Aside from having their tender psyches mangled in the process, they wind up sterile.

It just goes to show that sometimes, authorities should have the last word. But only when dealing with parents who are patently insane.


Karl Boeckmann, a friend of mine who proves that a guy can spend his entire life in the car business and retain his soul, sent me the following notions that apparently emerged from the mind of comedian Steven Wright.

  1. Borrow money from pessimists. They don’t expect it back.

  2. 99% of lawyers give the rest a bad name.

  3. 82.7% of all statistics are made up on the spot.

  4. A conscience is what hurts when all your other parts feel so good.

  5. A clear conscience, on the other hand, is usually the sure sign of a bad memory.

  6. All those who believe in psychokinesis raise my hand.

  7. The early bird may get the worm, but the second mouse gets the cheese.

  8. Hard work pays off in the future, laziness pays off now.

  9. If everything seems to be going well, you have obviously overlooked something.

  10. Depression is merely anger without enthusiasm.

  11. When everything is coming your way, you’re in the wrong lane.

  12. I intend to live forever. So far, so good.

  13. If Barbie is so popular, why do you have to buy her friends?

  14. My mechanic told me “I couldn’t fix your brakes, so I made your horn louder.”

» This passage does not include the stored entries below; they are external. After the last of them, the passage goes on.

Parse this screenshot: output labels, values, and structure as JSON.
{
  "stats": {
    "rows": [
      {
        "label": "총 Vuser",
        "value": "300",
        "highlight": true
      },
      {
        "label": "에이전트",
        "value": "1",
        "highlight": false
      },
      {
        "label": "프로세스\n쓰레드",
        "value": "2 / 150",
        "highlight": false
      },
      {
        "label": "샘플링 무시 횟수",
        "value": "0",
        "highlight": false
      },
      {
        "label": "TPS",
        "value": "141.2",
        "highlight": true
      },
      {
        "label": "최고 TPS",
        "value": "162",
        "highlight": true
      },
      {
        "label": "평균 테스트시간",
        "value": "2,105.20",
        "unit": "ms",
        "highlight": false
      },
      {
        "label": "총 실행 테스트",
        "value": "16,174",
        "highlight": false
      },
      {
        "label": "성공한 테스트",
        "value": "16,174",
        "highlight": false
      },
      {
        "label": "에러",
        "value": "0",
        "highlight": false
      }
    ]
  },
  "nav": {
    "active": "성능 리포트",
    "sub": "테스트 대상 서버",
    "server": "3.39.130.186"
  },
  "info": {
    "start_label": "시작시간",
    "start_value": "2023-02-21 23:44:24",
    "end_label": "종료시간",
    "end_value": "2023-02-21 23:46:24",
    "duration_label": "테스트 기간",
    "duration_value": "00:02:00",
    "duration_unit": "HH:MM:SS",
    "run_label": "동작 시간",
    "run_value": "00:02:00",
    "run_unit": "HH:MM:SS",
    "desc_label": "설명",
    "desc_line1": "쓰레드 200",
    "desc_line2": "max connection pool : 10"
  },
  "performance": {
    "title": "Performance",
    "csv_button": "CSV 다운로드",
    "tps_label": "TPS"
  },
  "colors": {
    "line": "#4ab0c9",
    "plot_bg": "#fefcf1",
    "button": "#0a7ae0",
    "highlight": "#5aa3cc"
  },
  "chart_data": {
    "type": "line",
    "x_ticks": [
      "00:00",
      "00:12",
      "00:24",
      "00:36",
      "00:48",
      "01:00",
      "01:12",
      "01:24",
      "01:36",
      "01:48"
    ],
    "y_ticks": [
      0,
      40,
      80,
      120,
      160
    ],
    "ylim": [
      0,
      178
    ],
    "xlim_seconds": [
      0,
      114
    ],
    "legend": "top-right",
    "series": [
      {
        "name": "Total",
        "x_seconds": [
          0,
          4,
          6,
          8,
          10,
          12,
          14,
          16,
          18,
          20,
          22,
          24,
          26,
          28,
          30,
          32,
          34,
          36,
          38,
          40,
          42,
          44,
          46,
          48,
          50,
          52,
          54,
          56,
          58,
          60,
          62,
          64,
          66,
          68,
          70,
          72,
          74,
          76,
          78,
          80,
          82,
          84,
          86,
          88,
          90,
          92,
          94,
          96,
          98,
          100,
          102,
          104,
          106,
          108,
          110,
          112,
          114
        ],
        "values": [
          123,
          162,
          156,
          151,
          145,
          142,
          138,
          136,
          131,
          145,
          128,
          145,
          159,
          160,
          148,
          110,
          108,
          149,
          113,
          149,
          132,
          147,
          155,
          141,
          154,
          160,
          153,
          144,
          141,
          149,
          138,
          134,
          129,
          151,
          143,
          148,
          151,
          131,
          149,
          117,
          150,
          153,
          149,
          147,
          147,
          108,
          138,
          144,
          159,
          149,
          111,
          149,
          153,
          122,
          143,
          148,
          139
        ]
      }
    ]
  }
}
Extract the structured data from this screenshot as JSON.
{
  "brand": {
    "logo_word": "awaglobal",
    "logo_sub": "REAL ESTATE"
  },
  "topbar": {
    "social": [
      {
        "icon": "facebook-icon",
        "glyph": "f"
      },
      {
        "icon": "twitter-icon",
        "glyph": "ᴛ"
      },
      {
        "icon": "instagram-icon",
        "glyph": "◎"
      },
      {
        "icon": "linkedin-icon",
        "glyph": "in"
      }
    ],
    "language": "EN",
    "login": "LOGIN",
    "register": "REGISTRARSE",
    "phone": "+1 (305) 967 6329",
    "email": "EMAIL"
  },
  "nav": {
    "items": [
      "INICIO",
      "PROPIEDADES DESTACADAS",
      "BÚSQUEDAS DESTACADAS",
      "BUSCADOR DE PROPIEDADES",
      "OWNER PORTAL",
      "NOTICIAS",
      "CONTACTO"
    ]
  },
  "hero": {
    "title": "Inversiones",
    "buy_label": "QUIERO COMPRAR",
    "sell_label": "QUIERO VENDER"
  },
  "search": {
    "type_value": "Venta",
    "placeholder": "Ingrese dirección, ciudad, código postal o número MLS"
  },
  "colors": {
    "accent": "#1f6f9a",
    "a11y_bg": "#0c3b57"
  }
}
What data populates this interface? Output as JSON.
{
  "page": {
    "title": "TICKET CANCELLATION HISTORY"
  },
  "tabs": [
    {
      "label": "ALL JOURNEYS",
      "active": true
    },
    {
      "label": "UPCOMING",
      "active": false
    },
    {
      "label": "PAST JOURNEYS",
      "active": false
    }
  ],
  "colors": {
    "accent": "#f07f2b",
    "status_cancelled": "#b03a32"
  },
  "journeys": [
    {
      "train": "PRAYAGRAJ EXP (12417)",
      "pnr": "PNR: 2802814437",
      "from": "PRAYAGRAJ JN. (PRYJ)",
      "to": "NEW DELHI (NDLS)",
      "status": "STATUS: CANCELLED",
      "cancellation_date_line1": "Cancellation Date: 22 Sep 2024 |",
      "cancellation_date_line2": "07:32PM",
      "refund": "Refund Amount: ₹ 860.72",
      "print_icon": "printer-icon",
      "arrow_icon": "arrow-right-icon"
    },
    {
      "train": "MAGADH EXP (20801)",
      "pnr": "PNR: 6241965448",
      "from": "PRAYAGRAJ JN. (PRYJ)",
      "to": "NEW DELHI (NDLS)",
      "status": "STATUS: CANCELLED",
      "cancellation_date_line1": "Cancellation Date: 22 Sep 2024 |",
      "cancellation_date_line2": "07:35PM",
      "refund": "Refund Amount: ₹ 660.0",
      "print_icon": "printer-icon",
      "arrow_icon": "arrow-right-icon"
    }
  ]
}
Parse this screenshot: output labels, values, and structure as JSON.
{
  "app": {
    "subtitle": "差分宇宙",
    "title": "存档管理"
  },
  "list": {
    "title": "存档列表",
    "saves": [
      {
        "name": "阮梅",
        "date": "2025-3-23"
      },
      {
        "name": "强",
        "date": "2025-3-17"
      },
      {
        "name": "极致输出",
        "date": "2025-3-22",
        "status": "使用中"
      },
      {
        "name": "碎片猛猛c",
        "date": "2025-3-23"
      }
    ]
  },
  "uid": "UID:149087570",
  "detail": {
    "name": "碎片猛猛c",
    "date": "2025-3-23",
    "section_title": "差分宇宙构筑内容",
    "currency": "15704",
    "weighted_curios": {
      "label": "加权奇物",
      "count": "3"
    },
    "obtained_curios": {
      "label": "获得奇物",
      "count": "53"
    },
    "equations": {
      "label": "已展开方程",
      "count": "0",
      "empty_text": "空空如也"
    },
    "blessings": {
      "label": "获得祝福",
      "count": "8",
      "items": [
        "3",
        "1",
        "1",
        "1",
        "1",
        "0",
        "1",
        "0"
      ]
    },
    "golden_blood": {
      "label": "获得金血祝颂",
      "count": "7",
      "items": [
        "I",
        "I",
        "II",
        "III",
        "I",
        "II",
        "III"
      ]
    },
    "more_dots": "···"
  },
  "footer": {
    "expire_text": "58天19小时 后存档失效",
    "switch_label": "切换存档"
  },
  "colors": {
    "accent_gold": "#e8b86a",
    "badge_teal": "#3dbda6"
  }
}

  15. A conclusion is where you got tired of thinking.

  16. Experience is something you don’t get until just after you need it.

  17. The sooner you fall behind, the more time you’ll have to catch up.

  18. If your car could travel at the speed of light, would your headlights work?


And from Joe Neuner, the pride of Olathe, Kansas, comes the following kneeslapper.

A woman entered a drug store, approached the pharmacist and announced: “I’d like to buy some cyanide.”

“Why in the world do you need cyanide?”

“I need it so I can poison my husband.”

The pharmacist was knocked back on his heels. “Are you insane? I can’t sell you cyanide so you can commit murder. We’d both go to jail. Why don’t you just get a divorce?”

The woman reached into her purse and pulled out a photo of her husband in bed with the pharmacist’s wife.

The pharmacist looked at the photo for a few seconds, then looked up and said, “You didn’t tell me you had a prescription.”